Барятинские презрительно называли его «браслетом полукровки» — слишком уж бледный и невыразительный по сравнению с их яркими и заметными «украшениями». Лёгкое свечение одной прерывистой полоски на правом запястье — под кожей, не на ней. У моего отца, князя Романа Барятинского, браслет и то был свит из десятка замысловато переплетающихся линий, хотя он даже не глава рода.
Сейчас же сияние было заметно сразу, даже при свете дня. И полосок теперь было три.

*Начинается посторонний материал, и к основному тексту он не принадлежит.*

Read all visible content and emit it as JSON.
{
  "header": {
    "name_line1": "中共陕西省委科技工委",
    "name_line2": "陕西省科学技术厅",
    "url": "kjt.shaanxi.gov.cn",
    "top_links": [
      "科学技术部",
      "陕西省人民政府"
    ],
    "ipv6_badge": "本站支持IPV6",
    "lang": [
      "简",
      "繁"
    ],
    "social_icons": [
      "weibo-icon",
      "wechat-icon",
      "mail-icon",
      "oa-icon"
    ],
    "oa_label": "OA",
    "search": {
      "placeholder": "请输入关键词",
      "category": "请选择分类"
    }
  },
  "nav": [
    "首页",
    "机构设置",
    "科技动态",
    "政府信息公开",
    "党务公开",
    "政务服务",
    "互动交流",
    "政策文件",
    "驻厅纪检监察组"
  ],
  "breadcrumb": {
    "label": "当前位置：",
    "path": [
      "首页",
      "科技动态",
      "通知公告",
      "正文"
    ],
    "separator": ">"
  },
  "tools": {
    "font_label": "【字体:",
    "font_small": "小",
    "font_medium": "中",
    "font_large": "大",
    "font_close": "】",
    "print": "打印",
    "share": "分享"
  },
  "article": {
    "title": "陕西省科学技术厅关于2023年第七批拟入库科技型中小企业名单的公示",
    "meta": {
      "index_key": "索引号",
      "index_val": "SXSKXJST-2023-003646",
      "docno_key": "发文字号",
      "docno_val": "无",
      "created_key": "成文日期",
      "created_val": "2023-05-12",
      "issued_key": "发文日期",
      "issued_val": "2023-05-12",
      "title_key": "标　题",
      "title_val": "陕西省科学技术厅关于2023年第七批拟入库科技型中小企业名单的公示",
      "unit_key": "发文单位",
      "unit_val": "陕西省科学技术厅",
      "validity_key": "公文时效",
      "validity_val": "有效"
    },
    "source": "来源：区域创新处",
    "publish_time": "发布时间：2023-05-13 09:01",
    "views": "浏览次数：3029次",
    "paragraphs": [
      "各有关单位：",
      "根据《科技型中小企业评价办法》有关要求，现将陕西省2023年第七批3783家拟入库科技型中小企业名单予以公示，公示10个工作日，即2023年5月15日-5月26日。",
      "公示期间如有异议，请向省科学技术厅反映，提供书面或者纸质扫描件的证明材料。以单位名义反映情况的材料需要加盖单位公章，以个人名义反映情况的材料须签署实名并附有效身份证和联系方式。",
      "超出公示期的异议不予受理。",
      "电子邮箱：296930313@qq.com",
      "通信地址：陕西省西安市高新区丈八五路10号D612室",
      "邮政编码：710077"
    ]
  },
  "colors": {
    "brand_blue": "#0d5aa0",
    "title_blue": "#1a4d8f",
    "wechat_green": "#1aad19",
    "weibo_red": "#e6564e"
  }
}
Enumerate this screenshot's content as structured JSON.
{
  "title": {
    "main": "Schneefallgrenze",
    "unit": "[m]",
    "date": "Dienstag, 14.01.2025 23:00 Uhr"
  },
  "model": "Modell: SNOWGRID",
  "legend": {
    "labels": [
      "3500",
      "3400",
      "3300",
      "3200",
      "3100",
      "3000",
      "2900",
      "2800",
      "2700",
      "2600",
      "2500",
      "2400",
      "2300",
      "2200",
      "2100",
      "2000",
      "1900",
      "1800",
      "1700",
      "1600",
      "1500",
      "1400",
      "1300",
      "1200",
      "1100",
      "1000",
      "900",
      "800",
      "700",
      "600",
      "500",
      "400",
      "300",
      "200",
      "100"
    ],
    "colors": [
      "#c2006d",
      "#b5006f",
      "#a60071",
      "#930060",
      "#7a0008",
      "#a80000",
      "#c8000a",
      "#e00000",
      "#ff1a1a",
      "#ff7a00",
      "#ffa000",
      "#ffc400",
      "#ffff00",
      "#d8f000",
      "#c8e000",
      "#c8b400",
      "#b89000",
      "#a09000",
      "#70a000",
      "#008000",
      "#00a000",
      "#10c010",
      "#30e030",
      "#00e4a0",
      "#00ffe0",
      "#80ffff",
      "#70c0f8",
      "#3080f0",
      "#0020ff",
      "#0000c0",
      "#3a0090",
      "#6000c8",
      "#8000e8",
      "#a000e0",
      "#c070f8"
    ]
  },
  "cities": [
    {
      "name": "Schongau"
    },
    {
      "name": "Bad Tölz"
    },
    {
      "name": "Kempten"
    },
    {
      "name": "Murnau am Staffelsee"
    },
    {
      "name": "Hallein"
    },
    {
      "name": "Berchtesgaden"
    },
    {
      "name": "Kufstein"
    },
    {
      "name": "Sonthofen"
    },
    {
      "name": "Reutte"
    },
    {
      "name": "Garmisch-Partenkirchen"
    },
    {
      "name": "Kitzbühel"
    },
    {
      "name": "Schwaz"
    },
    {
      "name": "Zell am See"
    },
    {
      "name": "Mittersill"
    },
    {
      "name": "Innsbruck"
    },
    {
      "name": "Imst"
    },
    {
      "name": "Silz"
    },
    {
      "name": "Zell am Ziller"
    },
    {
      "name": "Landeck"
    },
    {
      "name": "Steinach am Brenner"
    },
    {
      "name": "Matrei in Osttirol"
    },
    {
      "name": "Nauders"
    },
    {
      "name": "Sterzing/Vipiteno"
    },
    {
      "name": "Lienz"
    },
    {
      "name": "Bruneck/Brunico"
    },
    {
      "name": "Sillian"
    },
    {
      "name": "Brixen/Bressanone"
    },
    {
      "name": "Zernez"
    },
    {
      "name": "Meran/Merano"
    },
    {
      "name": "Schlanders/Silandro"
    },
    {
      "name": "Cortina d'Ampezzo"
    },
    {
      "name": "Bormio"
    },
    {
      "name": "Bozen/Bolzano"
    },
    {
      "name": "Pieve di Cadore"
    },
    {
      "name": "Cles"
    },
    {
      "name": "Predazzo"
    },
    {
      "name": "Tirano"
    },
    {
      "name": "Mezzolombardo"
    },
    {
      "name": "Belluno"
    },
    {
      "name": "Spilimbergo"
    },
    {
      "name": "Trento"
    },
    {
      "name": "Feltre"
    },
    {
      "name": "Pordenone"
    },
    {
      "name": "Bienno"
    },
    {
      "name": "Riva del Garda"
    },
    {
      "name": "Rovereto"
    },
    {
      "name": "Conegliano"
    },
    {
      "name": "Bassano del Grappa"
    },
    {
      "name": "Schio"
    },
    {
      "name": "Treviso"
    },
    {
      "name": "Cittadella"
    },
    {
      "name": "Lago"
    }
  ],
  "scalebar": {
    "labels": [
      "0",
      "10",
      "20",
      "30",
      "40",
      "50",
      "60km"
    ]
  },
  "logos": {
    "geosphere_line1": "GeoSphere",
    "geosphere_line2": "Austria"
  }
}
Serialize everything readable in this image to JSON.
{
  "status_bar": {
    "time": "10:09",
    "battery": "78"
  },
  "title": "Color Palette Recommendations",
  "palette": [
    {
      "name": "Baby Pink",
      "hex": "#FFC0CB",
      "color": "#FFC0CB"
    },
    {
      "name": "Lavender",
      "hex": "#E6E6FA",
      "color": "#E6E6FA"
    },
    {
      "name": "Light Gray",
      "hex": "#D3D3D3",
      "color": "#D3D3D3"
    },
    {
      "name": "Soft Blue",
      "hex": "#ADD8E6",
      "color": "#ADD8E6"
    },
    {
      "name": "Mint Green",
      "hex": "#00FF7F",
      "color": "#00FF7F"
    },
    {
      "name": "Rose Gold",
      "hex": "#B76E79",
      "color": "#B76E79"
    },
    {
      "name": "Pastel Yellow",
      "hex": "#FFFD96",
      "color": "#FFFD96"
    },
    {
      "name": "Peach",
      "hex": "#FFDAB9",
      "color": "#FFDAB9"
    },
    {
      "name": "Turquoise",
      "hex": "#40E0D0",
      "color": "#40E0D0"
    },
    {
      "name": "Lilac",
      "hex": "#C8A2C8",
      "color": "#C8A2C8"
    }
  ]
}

Я сосредоточилась на родовой метке, ощущая тепло от неё, а ещё какое-то небывалое единение с…
С чем, я так и не успела понять: дверь выбило стеной огня, а наполненный яростью, отчаянием и чистой, неприкрытой ненавистью голос резанул по ушам.
— Что ты сделала с Милкой, тварь⁈. Она не должна была заболеть! Не могла!..
Барич Александр Ланской ворвался в комнату, и перед моим лицом застыл пышущий жаром сгусток огня.
— А дальше, дорогуша, внученька моя Дарья Романовна, разбирайся сама, — прозвучал над ухом ехидный голос старухи.
— Та́рья, — скрипнула я зубами.
«Тарья́», — робко подала голос вогульская княжна, встрепенувшись в закоулках нашей совместной с ней истерзанной души.